Even though striving for success and achievement is important for life, it isn’t the be all and end all and a child shouldn’t only be worrying about their academic performance constantly. They also have a social life, hobbies they may want to pursue, skills they want to learn outside of the school curriculum, places they want to go and see and family life.

Try to help them in all aspects of their life and don’t just expect them to be machines that need to be optimized for performance. Taking your kids out on day trips to museums, places of natural beauty, seeing the family and hanging out with their friends also helps to inspire them and it facilitates the development of passion in certain subjects which captivate them.

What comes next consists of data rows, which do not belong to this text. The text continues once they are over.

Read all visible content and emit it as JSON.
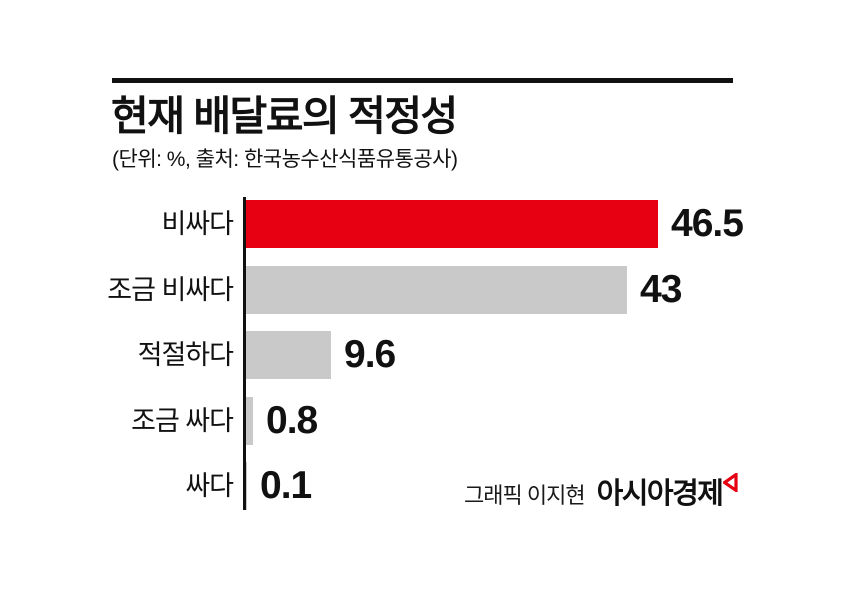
{
  "title": "현재 배달료의 적정성",
  "subtitle": "(단위: %, 출처: 한국농수산식품유통공사)",
  "credit": {
    "prefix": "그래픽 이지현",
    "brand": "아시아경제"
  },
  "colors": {
    "accent_red": "#e60012",
    "bar_gray": "#c9c9c9",
    "text": "#111111",
    "rule": "#111111"
  },
  "chart_data": {
    "type": "bar",
    "orientation": "horizontal",
    "title": "현재 배달료의 적정성",
    "unit": "%",
    "source": "한국농수산식품유통공사",
    "categories": [
      "비싸다",
      "조금 비싸다",
      "적절하다",
      "조금 싸다",
      "싸다"
    ],
    "values": [
      46.5,
      43,
      9.6,
      0.8,
      0.1
    ],
    "value_labels": [
      "46.5",
      "43",
      "9.6",
      "0.8",
      "0.1"
    ],
    "bar_colors": [
      "#e60012",
      "#c9c9c9",
      "#c9c9c9",
      "#c9c9c9",
      "#c9c9c9"
    ],
    "highlight_index": 0,
    "xlim": [
      0,
      50
    ],
    "grid": false,
    "legend": false
  }
}
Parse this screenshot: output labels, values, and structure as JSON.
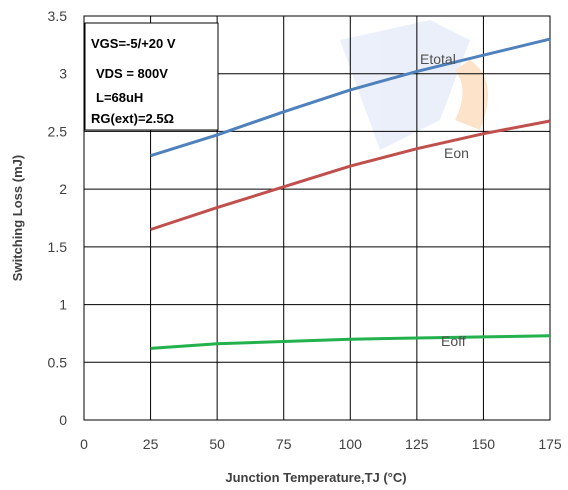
{
  "chart_data": {
    "type": "line",
    "xlabel": "Junction Temperature,TJ (°C)",
    "ylabel": "Switching Loss (mJ)",
    "xlim": [
      0,
      175
    ],
    "ylim": [
      0,
      3.5
    ],
    "x_ticks": [
      "0",
      "25",
      "50",
      "75",
      "100",
      "125",
      "150",
      "175"
    ],
    "y_ticks": [
      "0",
      "0.5",
      "1",
      "1.5",
      "2",
      "2.5",
      "3",
      "3.5"
    ],
    "grid": true,
    "annotations": [
      "VGS=-5/+20 V",
      "VDS = 800V",
      "L=68uH",
      "RG(ext)=2.5Ω"
    ],
    "x": [
      25,
      50,
      75,
      100,
      125,
      150,
      175
    ],
    "series": [
      {
        "name": "Etotal",
        "color": "#4f81bd",
        "values": [
          2.29,
          2.47,
          2.67,
          2.86,
          3.02,
          3.16,
          3.3
        ]
      },
      {
        "name": "Eon",
        "color": "#c0504d",
        "values": [
          1.65,
          1.84,
          2.02,
          2.2,
          2.35,
          2.48,
          2.59
        ]
      },
      {
        "name": "Eoff",
        "color": "#22b14c",
        "values": [
          0.62,
          0.66,
          0.68,
          0.7,
          0.71,
          0.72,
          0.73
        ]
      }
    ]
  }
}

Structure and Organization

Some children and families have a much easier time if everyone’s daily activities are organized on a weekly schedule. This is especially effective for separated parents who are co-parenting and need to communicate dates, times and schedules to each other so they can raise the child fairly and to the best of their ability.

One of the best ways to plan and organize a family is to use a software called My Family Wizard, which allows members of the household to create, print and share schedules that they have made. This way everyone can easily follow the schedule and do their bit.

With the school child, their schedule can break down their chores, school work and recreational time into certain slots of each day so that it can all be divided fairly. This can teach them responsibility, time management and give them an idea of what to expect on a daily and weekly basis.

Recognize Anxiety and Fears

Finally, it’s vital to be able to recognize if your child’s behavior has dramatically changed, especially when it relates to school because sometimes parents mistake anxiety for laziness. You would treat laziness with a little less trepidation to anxiety, having a firmer hand which could only serve to exacerbate the anxiety more.

For example, your child’s teacher may tell you that your child is not engaging in school enough and they seem to be lacking in motivation. You may think that your child is being lazy and have a firm conversation with them about it but in reality, they are self-conscious about their abilities and therefore do not want to display any ability for fear of appearing incompetent.

This is why a relationship of openness, honesty, and mutual respect is important because when you ask, you want your child to open up and just tell you this from the get-go. From there you can then go about seeking help.

If you are not in the stage where your child is opening up to you in an honest manner, and may be hiding their anxiety form you it may take a little bit more time, some more observation and some communication with the teachers to determine whether it would be appropriate to consult a therapist or counselor as the next step.